Will Eisner - Fagin le juif   

Delcourt - 122 p, 11.95€ - 2004

 

 

 

     Comme si le poids des ans n'avait aucune prise sur lui, Will Eisner nous revient une fois de plus, à 80 ans passé, avec un nouvel album épatant. Celui qui créait le personnage du Spirit à l'aube des années 40, celui qui révolutionnait le monde du comic book en inventant le concept de roman graphique (*), celui qui n'a eu de cesse de dépeindre, avec une truculence qui n'appartient qu'à lui seul, la vie des petites gens des quartiers populaires de New York, Will Eisner donc, légende vivante de la bande dessinée mondiale, nous précipite avec cet album dans une relecture passionnante de l'Oliver Twist de Charles Dickens, vue à travers les yeux d'un de ses personnages secondaires, Fagin le Juif.

 

    A l'époque de Dickens, Londres venait d'absorber un important flux de migrants juifs en provenance d'Allemagne et d'Europe centrale.
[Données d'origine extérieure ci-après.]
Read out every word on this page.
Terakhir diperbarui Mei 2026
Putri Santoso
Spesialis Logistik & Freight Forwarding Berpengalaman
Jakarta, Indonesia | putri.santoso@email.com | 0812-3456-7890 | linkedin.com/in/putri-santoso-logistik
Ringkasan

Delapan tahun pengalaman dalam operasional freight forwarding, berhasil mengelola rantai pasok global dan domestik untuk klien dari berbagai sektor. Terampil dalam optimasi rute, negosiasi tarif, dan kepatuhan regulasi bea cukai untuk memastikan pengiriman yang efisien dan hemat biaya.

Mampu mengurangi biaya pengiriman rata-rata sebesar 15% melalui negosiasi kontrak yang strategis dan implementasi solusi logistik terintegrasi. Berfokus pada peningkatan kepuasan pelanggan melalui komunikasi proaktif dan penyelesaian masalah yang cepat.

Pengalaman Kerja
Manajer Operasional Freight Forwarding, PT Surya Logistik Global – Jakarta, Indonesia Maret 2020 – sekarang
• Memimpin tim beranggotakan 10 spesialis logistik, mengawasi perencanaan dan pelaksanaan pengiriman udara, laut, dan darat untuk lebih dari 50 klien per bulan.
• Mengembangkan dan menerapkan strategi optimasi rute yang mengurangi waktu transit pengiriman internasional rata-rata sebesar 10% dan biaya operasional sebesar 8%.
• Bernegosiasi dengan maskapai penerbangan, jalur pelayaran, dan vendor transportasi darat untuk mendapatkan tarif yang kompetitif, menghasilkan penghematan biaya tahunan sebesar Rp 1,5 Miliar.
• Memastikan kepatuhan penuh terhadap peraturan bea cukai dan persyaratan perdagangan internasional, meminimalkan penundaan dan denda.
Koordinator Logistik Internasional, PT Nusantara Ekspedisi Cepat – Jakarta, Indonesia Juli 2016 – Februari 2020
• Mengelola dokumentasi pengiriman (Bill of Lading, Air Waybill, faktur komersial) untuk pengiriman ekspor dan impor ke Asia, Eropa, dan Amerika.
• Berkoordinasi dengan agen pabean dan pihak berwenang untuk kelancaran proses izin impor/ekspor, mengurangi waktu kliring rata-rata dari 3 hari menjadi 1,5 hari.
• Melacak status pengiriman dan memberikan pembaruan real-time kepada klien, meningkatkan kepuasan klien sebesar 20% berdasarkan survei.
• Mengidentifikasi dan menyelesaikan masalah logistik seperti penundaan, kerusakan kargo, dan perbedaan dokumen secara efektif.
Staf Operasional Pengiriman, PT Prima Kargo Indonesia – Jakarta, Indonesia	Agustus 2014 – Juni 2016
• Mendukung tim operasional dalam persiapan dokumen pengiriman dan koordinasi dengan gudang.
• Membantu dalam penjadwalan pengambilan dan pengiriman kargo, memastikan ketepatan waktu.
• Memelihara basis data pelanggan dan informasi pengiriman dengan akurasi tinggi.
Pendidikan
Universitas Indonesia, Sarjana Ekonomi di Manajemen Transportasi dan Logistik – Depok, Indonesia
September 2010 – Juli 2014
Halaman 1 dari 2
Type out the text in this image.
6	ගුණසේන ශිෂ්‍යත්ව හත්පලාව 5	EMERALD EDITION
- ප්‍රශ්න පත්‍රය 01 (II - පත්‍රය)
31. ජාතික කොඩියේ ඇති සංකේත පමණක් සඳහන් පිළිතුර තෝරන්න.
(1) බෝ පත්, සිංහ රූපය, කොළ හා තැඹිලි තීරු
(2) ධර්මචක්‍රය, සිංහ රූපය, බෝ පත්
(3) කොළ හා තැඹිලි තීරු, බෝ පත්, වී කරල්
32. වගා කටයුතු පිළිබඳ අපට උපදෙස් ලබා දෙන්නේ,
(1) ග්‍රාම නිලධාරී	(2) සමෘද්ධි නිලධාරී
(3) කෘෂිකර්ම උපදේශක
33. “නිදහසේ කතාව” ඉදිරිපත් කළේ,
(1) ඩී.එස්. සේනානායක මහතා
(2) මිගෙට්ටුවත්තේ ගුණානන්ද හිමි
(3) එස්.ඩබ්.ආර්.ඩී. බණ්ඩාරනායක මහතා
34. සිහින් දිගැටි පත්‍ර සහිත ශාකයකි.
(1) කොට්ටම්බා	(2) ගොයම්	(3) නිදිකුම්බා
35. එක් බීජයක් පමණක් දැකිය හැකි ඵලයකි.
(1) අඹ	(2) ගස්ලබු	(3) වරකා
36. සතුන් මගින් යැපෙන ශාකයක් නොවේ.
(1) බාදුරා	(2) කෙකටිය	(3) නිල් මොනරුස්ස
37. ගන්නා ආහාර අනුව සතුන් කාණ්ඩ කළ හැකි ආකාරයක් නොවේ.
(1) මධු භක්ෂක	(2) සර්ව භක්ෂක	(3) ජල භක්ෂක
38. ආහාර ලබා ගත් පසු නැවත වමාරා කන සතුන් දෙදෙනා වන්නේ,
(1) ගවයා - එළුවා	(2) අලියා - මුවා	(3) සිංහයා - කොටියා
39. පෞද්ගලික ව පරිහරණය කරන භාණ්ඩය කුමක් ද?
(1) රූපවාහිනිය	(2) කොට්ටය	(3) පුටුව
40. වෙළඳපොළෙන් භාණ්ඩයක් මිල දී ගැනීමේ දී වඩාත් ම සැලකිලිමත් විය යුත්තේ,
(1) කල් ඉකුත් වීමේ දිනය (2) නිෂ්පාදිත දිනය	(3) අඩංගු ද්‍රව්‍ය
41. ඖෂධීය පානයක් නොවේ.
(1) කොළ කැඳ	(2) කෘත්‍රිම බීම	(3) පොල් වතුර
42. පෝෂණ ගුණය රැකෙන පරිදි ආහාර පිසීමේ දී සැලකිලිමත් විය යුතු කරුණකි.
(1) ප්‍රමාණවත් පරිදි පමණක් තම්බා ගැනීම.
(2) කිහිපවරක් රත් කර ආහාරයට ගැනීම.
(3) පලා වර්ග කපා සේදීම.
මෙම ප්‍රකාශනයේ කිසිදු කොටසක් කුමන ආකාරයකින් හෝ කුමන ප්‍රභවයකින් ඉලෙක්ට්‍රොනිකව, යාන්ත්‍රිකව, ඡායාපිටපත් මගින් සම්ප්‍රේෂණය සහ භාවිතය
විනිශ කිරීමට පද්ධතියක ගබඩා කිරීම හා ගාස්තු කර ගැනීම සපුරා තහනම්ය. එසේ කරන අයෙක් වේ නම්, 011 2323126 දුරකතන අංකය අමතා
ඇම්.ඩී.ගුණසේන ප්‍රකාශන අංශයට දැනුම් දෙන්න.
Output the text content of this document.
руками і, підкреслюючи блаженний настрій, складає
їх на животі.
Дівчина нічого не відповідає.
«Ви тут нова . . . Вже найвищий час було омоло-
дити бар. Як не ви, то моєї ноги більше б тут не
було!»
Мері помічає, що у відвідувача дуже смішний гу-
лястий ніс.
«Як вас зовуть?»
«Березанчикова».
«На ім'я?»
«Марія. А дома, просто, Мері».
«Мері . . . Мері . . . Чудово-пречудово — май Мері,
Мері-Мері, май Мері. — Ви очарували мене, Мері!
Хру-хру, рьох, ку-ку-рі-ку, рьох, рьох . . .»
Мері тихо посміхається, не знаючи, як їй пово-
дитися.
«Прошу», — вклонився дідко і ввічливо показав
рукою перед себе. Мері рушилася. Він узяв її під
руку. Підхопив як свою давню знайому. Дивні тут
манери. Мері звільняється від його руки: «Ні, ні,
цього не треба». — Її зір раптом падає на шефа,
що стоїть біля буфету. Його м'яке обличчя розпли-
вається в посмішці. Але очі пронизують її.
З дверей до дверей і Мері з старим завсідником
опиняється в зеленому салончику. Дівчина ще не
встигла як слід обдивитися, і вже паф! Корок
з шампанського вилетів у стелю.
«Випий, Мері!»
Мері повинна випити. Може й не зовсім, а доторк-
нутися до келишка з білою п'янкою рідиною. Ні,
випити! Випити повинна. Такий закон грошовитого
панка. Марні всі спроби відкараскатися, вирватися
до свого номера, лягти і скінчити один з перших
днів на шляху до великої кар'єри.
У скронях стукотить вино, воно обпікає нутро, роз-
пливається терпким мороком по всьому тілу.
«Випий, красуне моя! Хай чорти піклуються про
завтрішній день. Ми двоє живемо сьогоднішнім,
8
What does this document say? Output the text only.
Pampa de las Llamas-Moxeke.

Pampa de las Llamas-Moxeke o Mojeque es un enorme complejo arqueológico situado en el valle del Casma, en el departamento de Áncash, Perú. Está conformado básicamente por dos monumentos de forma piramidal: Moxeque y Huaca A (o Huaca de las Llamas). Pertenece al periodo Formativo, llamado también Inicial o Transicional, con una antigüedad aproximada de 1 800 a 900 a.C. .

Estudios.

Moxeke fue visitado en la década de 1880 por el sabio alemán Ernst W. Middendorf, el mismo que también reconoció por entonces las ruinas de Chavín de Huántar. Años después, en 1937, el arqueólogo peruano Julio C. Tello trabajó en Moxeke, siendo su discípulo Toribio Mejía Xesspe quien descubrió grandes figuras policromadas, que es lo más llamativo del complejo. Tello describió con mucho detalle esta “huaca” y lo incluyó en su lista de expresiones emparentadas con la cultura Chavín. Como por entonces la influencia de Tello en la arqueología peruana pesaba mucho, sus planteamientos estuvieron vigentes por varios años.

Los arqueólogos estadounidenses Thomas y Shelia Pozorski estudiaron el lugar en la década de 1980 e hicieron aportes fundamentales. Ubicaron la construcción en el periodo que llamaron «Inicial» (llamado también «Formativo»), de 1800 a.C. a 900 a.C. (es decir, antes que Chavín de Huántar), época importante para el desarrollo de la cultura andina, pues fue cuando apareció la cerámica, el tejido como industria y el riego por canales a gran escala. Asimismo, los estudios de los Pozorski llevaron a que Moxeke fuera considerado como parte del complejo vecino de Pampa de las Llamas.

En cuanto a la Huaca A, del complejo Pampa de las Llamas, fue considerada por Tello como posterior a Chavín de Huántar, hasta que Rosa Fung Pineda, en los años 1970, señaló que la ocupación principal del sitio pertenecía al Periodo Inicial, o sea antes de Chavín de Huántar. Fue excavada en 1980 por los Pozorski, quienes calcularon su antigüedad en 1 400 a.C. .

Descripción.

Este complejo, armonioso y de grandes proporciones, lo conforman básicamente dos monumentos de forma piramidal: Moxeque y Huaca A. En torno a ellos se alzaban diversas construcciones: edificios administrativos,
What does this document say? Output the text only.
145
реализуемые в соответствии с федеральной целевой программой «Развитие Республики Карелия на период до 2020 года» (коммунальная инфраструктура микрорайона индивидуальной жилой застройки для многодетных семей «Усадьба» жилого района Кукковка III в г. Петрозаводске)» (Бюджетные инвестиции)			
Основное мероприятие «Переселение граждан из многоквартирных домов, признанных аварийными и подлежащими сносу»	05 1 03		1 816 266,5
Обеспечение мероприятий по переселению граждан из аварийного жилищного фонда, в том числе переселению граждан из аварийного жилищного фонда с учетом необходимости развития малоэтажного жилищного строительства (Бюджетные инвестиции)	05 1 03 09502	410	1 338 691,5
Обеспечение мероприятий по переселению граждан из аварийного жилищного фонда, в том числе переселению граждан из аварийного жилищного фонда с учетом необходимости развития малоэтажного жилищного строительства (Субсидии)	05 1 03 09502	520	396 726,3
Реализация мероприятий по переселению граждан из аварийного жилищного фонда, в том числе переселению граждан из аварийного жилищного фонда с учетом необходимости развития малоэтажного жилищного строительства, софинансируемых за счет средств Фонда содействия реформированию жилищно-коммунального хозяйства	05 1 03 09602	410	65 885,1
Ces nouveaux arrivants, souvent peu instruits, peinaient à s'intégrer dans le tissu social en place. Ils étaient dès lors contraints, dans leur grande majorité, d'investir les marges d'une société qui ne leur laissait d'autres opportunités que la débrouille ou le crime. Fagin était l'un d'eux.

 

    Mais, là où Dickens réduisait le personnage à la figure vénale de l'exploiteur de la misère de ses semblables, Eisner s'attache à enfin lui donner une réelle individualité. Bousculant les clichés qu'Oliver Twist a contribué à pérenniser, Fagin devient chez Eisner un personnage complexe et ambigu, un personnage doté d'une histoire et d'un vécu qui lui appartiennent en propre. Fagin n'est plus LE Juif, représentant l'entièreté de son peuple sous la forme de quelques caractéristiques réductrices. Non, il est Fagin, juste Fagin et c'est déjà bien assez lourd à porter comme cela. Parce qu'Eisner lui invente un destin tumultueux à ce pauvre Fagin. Tantôt chassé d'une bonne famille pour avoir succombé aux avances pressantes d'une jeune fille enamourée, tantôt arnaqueur dans la rue pour survivre, tantôt condamné aux travaux forcés dans les Antilles, toujours victime d'épreuves douloureuses qui le rejettent parmi la lie, rien ne lui est épargné. Et pourtant il reste toujours chez lui une irréductible humanité qui le rend profondément attachant.

 

    Cette humanité, Eisner nous la communique avec une verve graphique et scénaristique hors du commun. Ainsi, les péripéties s'enchaînent dans une sarabande effrénée, sans jamais nuire à la caractérisation des personnages. Ainsi, le découpage, d'une fluidité sans failles et d'une justesse exemplaire, ravit tout en restant toujours au service du récit. Ainsi, la vivacité du trait compose avec finesse un Londres grouillant de vie et vibrant d'émotions.

 

    Tant sur le fond que sur la forme, Fagin le Juif est l'expression d'un Will Eisner au mieux de sa forme, explorant de manière personnelle une veine dans laquelle on ne l'attendait pas. Ce jeune auteur toujours vert n'a pas encore fini de nous étonner et de nous éblouir. Pour notre plus grand plaisir…

Frédéric Bruart 

 

(*) en 1978 avec le magnifique album A contract with God, récemment réédité chez Delcourt sous le titre Un pacte avec Dieu.